How to Setup ELK Stack with Docker (Step-by-Step)

Quick Start

You can access all project files and documentation on Github and safe a bunch of time, for completeness I have documented the code here and added detailed instructions in the Github project.

Docker Compose Configuration for ELK Stack

First, let's create our ELK stack using Docker Compose. This configuration sets up all three components with proper networking and persistence. Save this as docker-compose.yml in your project's root folder:

version: "3.8"

services:
  es01:
    image: docker.elastic.co/elasticsearch/elasticsearch-wolfi:9.1.3
    container_name: es01
    environment:
      - discovery.type=single-node
      - xpack.security.enabled=false
      - "ES_JAVA_OPTS=-Xms1g -Xmx1g"
    ports:
      - "9200:9200"
    volumes:
      - esdata:/usr/share/elasticsearch/data
    networks:
      - elastic-net

  kibana01:
    image: docker.elastic.co/kibana/kibana-wolfi:9.1.3
    container_name: kibana01
    ports:
      - "5601:5601"
    environment:
      - ELASTICSEARCH_HOSTS=http://es01:9200
    depends_on:
      - es01
    networks:
      - elastic-net

  logstash01:
    image: docker.elastic.co/logstash/logstash-wolfi:9.1.3
    container_name: logstash01
    ports:
      - "514:514/tcp"
      - "514:514/udp"
    volumes:
      - ./logstash/pipeline:/usr/share/logstash/pipeline:ro
    environment:
      - "LS_JAVA_OPTS=-Xms512m -Xmx512m"
    depends_on:
      - es01
    networks:
      - elastic-net

volumes:
  esdata:
    driver: local

networks:
  elastic-net:
    driver: bridge

What this configuration does:

  • Sets up Elasticsearch on port 9200 for data storage
  • Configures Kibana on port 5601 for visualisation
  • Establishes Logstash on port 514 for syslog data collection
  • Creates persistent storage so your security logs survive container restarts
  • Disables security features for learning (you'll enable these in production)

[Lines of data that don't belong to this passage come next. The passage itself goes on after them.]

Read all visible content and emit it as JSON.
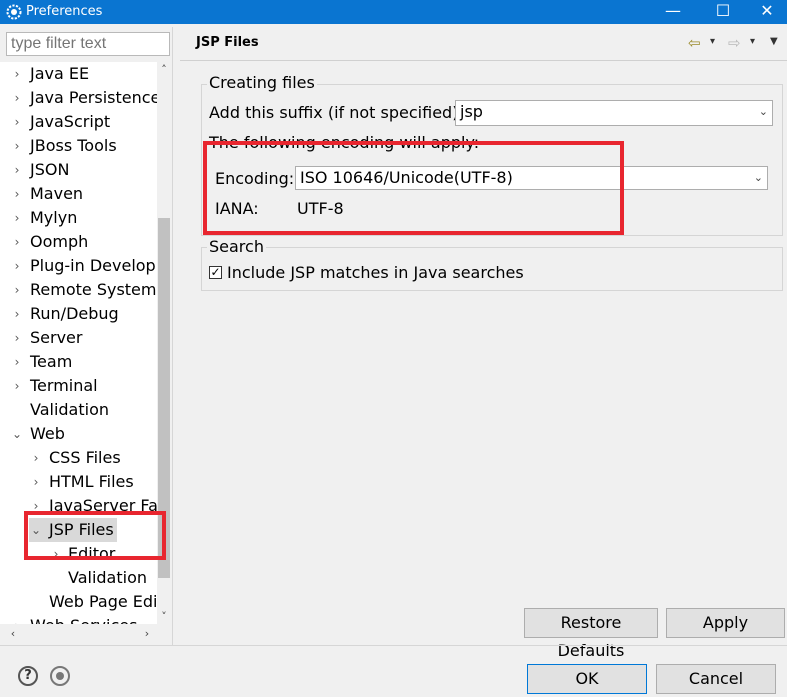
{
  "window": {
    "title": "Preferences",
    "minimize_glyph": "—",
    "maximize_glyph": "☐",
    "close_glyph": "✕"
  },
  "filter": {
    "placeholder": "type filter text"
  },
  "tree": {
    "items": [
      {
        "label": "Java EE",
        "twisty": "›"
      },
      {
        "label": "Java Persistence",
        "twisty": "›"
      },
      {
        "label": "JavaScript",
        "twisty": "›"
      },
      {
        "label": "JBoss Tools",
        "twisty": "›"
      },
      {
        "label": "JSON",
        "twisty": "›"
      },
      {
        "label": "Maven",
        "twisty": "›"
      },
      {
        "label": "Mylyn",
        "twisty": "›"
      },
      {
        "label": "Oomph",
        "twisty": "›"
      },
      {
        "label": "Plug-in Development",
        "twisty": "›"
      },
      {
        "label": "Remote Systems",
        "twisty": "›"
      },
      {
        "label": "Run/Debug",
        "twisty": "›"
      },
      {
        "label": "Server",
        "twisty": "›"
      },
      {
        "label": "Team",
        "twisty": "›"
      },
      {
        "label": "Terminal",
        "twisty": "›"
      },
      {
        "label": "Validation",
        "twisty": ""
      },
      {
        "label": "Web",
        "twisty": "⌄"
      },
      {
        "label": "CSS Files",
        "twisty": "›"
      },
      {
        "label": "HTML Files",
        "twisty": "›"
      },
      {
        "label": "JavaServer Faces",
        "twisty": "›"
      },
      {
        "label": "JSP Files",
        "twisty": "⌄"
      },
      {
        "label": "Editor",
        "twisty": "›"
      },
      {
        "label": "Validation",
        "twisty": ""
      },
      {
        "label": "Web Page Editor",
        "twisty": ""
      },
      {
        "label": "Web Services",
        "twisty": "›"
      }
    ]
  },
  "scrollbars": {
    "up": "˄",
    "down": "˅",
    "left": "‹",
    "right": "›"
  },
  "page": {
    "title": "JSP Files",
    "nav": {
      "back": "⇦",
      "forward": "⇨",
      "dropdown": "▾",
      "menu": "▼"
    }
  },
  "creating_files": {
    "legend": "Creating files",
    "suffix_label": "Add this suffix (if not specified):",
    "suffix_value": "jsp",
    "encoding_note": "The following encoding will apply:",
    "encoding_label": "Encoding:",
    "encoding_value": "ISO 10646/Unicode(UTF-8)",
    "iana_label": "IANA:",
    "iana_value": "UTF-8",
    "combo_arrow": "⌄"
  },
  "search": {
    "legend": "Search",
    "checkbox_label": "Include JSP matches in Java searches",
    "checked": "✓"
  },
  "buttons": {
    "restore_defaults": "Restore Defaults",
    "apply": "Apply",
    "ok": "OK",
    "cancel": "Cancel"
  },
  "footer": {
    "help_glyph": "?"
  },
  "colors": {
    "titlebar": "#0a75d1",
    "highlight_box": "#e8262f",
    "selection": "#d9d9d9"
  }
}
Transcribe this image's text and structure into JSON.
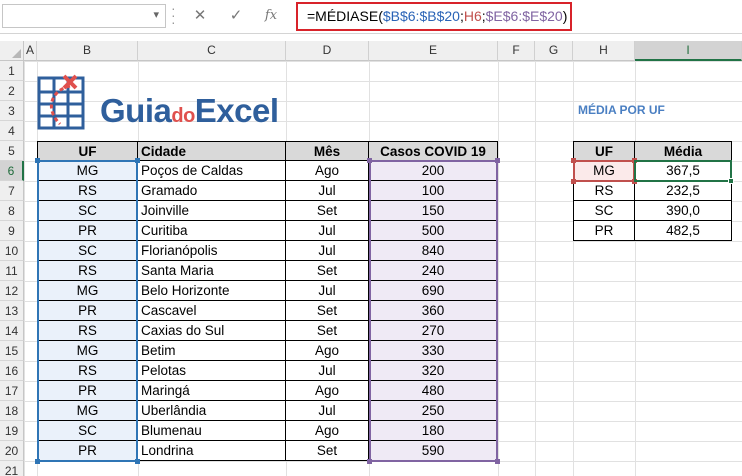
{
  "formula_bar": {
    "name_box": "",
    "cancel_icon": "✕",
    "enter_icon": "✓",
    "fx_label": "fx",
    "formula_parts": {
      "prefix": "=MÉDIASE(",
      "range_b": "$B$6:$B$20",
      "sep1": ";",
      "criteria": "H6",
      "sep2": ";",
      "range_e": "$E$6:$E$20",
      "suffix": ")"
    }
  },
  "columns": [
    "A",
    "B",
    "C",
    "D",
    "E",
    "F",
    "G",
    "H",
    "I"
  ],
  "rows": [
    "1",
    "2",
    "3",
    "4",
    "5",
    "6",
    "7",
    "8",
    "9",
    "10",
    "11",
    "12",
    "13",
    "14",
    "15",
    "16",
    "17",
    "18",
    "19",
    "20",
    "21"
  ],
  "logo": {
    "guia": "Guia",
    "do": "do",
    "excel": "Excel"
  },
  "table": {
    "headers": {
      "uf": "UF",
      "cidade": "Cidade",
      "mes": "Mês",
      "casos": "Casos COVID 19"
    },
    "rows": [
      {
        "uf": "MG",
        "cidade": "Poços de Caldas",
        "mes": "Ago",
        "casos": "200"
      },
      {
        "uf": "RS",
        "cidade": "Gramado",
        "mes": "Jul",
        "casos": "100"
      },
      {
        "uf": "SC",
        "cidade": "Joinville",
        "mes": "Set",
        "casos": "150"
      },
      {
        "uf": "PR",
        "cidade": "Curitiba",
        "mes": "Jul",
        "casos": "500"
      },
      {
        "uf": "SC",
        "cidade": "Florianópolis",
        "mes": "Jul",
        "casos": "840"
      },
      {
        "uf": "RS",
        "cidade": "Santa Maria",
        "mes": "Set",
        "casos": "240"
      },
      {
        "uf": "MG",
        "cidade": "Belo Horizonte",
        "mes": "Jul",
        "casos": "690"
      },
      {
        "uf": "PR",
        "cidade": "Cascavel",
        "mes": "Set",
        "casos": "360"
      },
      {
        "uf": "RS",
        "cidade": "Caxias do Sul",
        "mes": "Set",
        "casos": "270"
      },
      {
        "uf": "MG",
        "cidade": "Betim",
        "mes": "Ago",
        "casos": "330"
      },
      {
        "uf": "RS",
        "cidade": "Pelotas",
        "mes": "Jul",
        "casos": "320"
      },
      {
        "uf": "PR",
        "cidade": "Maringá",
        "mes": "Ago",
        "casos": "480"
      },
      {
        "uf": "MG",
        "cidade": "Uberlândia",
        "mes": "Jul",
        "casos": "250"
      },
      {
        "uf": "SC",
        "cidade": "Blumenau",
        "mes": "Ago",
        "casos": "180"
      },
      {
        "uf": "PR",
        "cidade": "Londrina",
        "mes": "Set",
        "casos": "590"
      }
    ]
  },
  "summary": {
    "title": "MÉDIA POR UF",
    "headers": {
      "uf": "UF",
      "media": "Média"
    },
    "rows": [
      {
        "uf": "MG",
        "media": "367,5"
      },
      {
        "uf": "RS",
        "media": "232,5"
      },
      {
        "uf": "SC",
        "media": "390,0"
      },
      {
        "uf": "PR",
        "media": "482,5"
      }
    ]
  },
  "colors": {
    "range_b": "#2f75b5",
    "criteria": "#c0504d",
    "range_e": "#8064a2",
    "active_cell": "#217346",
    "formula_highlight": "#d8232a"
  }
}
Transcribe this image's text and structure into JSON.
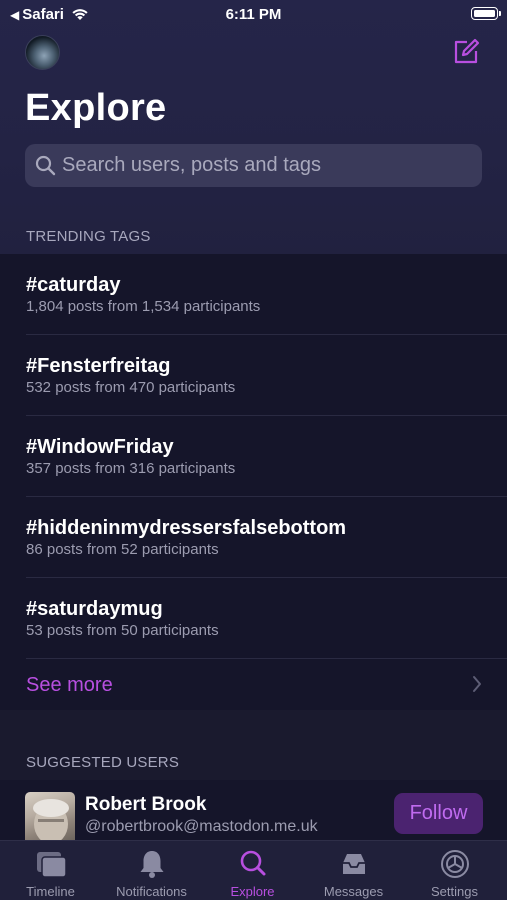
{
  "status_bar": {
    "back_app": "Safari",
    "time": "6:11 PM"
  },
  "header": {
    "title": "Explore"
  },
  "search": {
    "placeholder": "Search users, posts and tags"
  },
  "trending": {
    "header": "TRENDING TAGS",
    "tags": [
      {
        "name": "#caturday",
        "meta": "1,804 posts from 1,534 participants"
      },
      {
        "name": "#Fensterfreitag",
        "meta": "532 posts from 470 participants"
      },
      {
        "name": "#WindowFriday",
        "meta": "357 posts from 316 participants"
      },
      {
        "name": "#hiddeninmydressersfalsebottom",
        "meta": "86 posts from 52 participants"
      },
      {
        "name": "#saturdaymug",
        "meta": "53 posts from 50 participants"
      }
    ],
    "see_more": "See more"
  },
  "suggested": {
    "header": "SUGGESTED USERS",
    "users": [
      {
        "name": "Robert Brook",
        "handle": "@robertbrook@mastodon.me.uk",
        "follow_label": "Follow"
      }
    ]
  },
  "tabbar": {
    "tabs": [
      {
        "label": "Timeline",
        "icon": "timeline-icon"
      },
      {
        "label": "Notifications",
        "icon": "bell-icon"
      },
      {
        "label": "Explore",
        "icon": "search-icon",
        "active": true
      },
      {
        "label": "Messages",
        "icon": "inbox-icon"
      },
      {
        "label": "Settings",
        "icon": "gear-icon"
      }
    ]
  },
  "colors": {
    "accent": "#b84fe0",
    "background": "#1a1a2e",
    "list_background": "#15152a",
    "follow_button_bg": "#4b2370"
  }
}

Configuring Logstash for Security Logging

Create the Logstash pipeline configuration at ./logstash/pipeline/logstash.conf:

input {
  syslog {
    port => 514
    host => "0.0.0.0"
    type => "syslog"
  }
}

filter {
  grok {
    match => {
      "message" => "%{SYSLOGTIMESTAMP:syslog_timestamp} %{SYSLOGHOST:syslog_hostname} %{DATA:syslog_program}(?:\\[%{POSINT:syslog_pid}\\])?: %{GREEDYDATA:syslog_message}"
    }
  }
  
  date {
    match => [ "syslog_timestamp", "MMM dd HH:mm:ss", "MMM d HH:mm:ss" ]
    target => "@timestamp"
  }
}

output {
  elasticsearch {
    hosts => ["http://es01:9200"]
    index => "syslog-%{+YYYY.MM.dd}"
  }
  
  stdout {
    codec => rubydebug
  }
}

This Logstash configuration:

  • Accepts syslog data on port 514 (standard syslog port)
  • Parses syslog messages using grok patterns
  • Extracts timestamp, hostname, program name, and message content
  • Sends parsed data to Elasticsearch with daily indices
  • Outputs to console for debugging

Starting Your ELK Stack Security Monitoring System

# Create the logstash pipeline directory
mkdir -p ./logstash/pipeline

# Start the ELK stack (requires sudo for port 514)
sudo docker compose up -d

# Verify all containers are running
docker compose ps

# Check the logs to ensure everything started correctly
docker logs logstash01

Expected output: You should see all three containers (es01, kibana01, logstash01) in "Up" status.

Creating Security Telemetry Collection Scripts

Now let's create a focused cybersecurity telemetry script that collects the most important security indicators from macOS systems. This is where the ELK stack for cybersecurity really shines, collecting real-time threat data.

The MVP Security Monitoring Script for macOS

Our script focuses on five key security metrics that matter most for threat detection:

  1. Authentication Failures: Failed login attempts (brute force detection)
  2. Network Activity: Active TCP connections (command & control detection)
  3. Process Monitoring: Network-active processes (malware detection)
  4. File System Changes: New files in staging areas (ransomware detection)
  5. System Load: CPU usage patterns (crypto mining detection)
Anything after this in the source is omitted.